In this study, Dr. Finkelstein and his colleagues analyzed claims data for dispensed medication and physician visits from nine health maintenance organizations (HMOs), which are part of the HMO Research Network. The Network is one of seven Centers for Education and Research on Therapeutics (CERTs) supported by AHRQ. Each HMO provided data on 25,000 children aged 3 months up to 18 years enrolled between September 1, 1995, and August 31, 2000. The researchers linked antibiotic prescriptions with diagnoses made during outpatient visits and calculated the contribution of each diagnosis to changes in the overall rate of antibiotic use.
From 1996 to 2000, rates of antibiotic use for children 3 months to less than 3 years decreased from 2.46 to 1.89 antibiotics (24 percent); for children 3 years to less than 6 years from 1.47 to 1.09 antibiotics (25 percent); and for children 6 to 18 years from 0.85 to 0.69 antibiotics (16 percent).
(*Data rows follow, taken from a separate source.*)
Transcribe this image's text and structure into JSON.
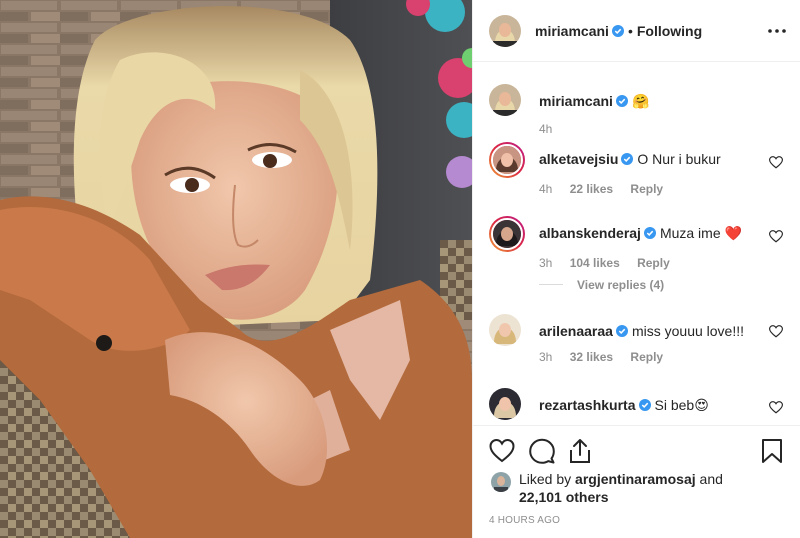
{
  "post": {
    "author": "miriamcani",
    "follow_status": "Following",
    "separator": "•",
    "caption": "🤗",
    "caption_time": "4h",
    "time_ago": "4 HOURS AGO"
  },
  "comments": [
    {
      "username": "alketavejsiu",
      "text": "O Nur i bukur",
      "time": "4h",
      "likes": "22 likes",
      "reply": "Reply"
    },
    {
      "username": "albanskenderaj",
      "text": "Muza ime ❤️",
      "time": "3h",
      "likes": "104 likes",
      "reply": "Reply",
      "view_replies": "View replies (4)"
    },
    {
      "username": "arilenaaraa",
      "text": "miss youuu love!!!",
      "time": "3h",
      "likes": "32 likes",
      "reply": "Reply"
    },
    {
      "username": "rezartashkurta",
      "text": "Si beb😍"
    }
  ],
  "likes_line": {
    "prefix": "Liked by ",
    "user": "argjentinaramosaj",
    "middle": " and",
    "count": "22,101 others"
  },
  "icons": {
    "verified": "verified-badge-icon",
    "more": "more-options-icon",
    "like": "heart-icon",
    "comment": "comment-bubble-icon",
    "share": "share-icon",
    "save": "bookmark-icon"
  },
  "colors": {
    "verified_blue": "#3897f0",
    "text": "#262626",
    "muted": "#8e8e8e",
    "border": "#efefef"
  }
}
In the youngest age group, a drop in antibiotic prescriptions for ear infections accounted for 59 percent of the total decrease. Fewer antibiotic prescriptions for cold/upper respiratory infection accounted for 8 percent of the decline; pharyngitis, 6 percent; sinusitis, 3 percent; and bronchitis, 4 percent. Also, use of first-line penicillin for antibiotic prescribing, as recommended by national guidelines, increased from 49 to 53 percent.
More details are in "Reduction in antibiotic use among U.S. children, 1996-2000," by Dr. Finkelstein, Christopher Stille, M.D., M.P.H., James Nordin, M.D., M.P.H., and others, in the September 2003 Pediatrics 112(3), pp. 620-627.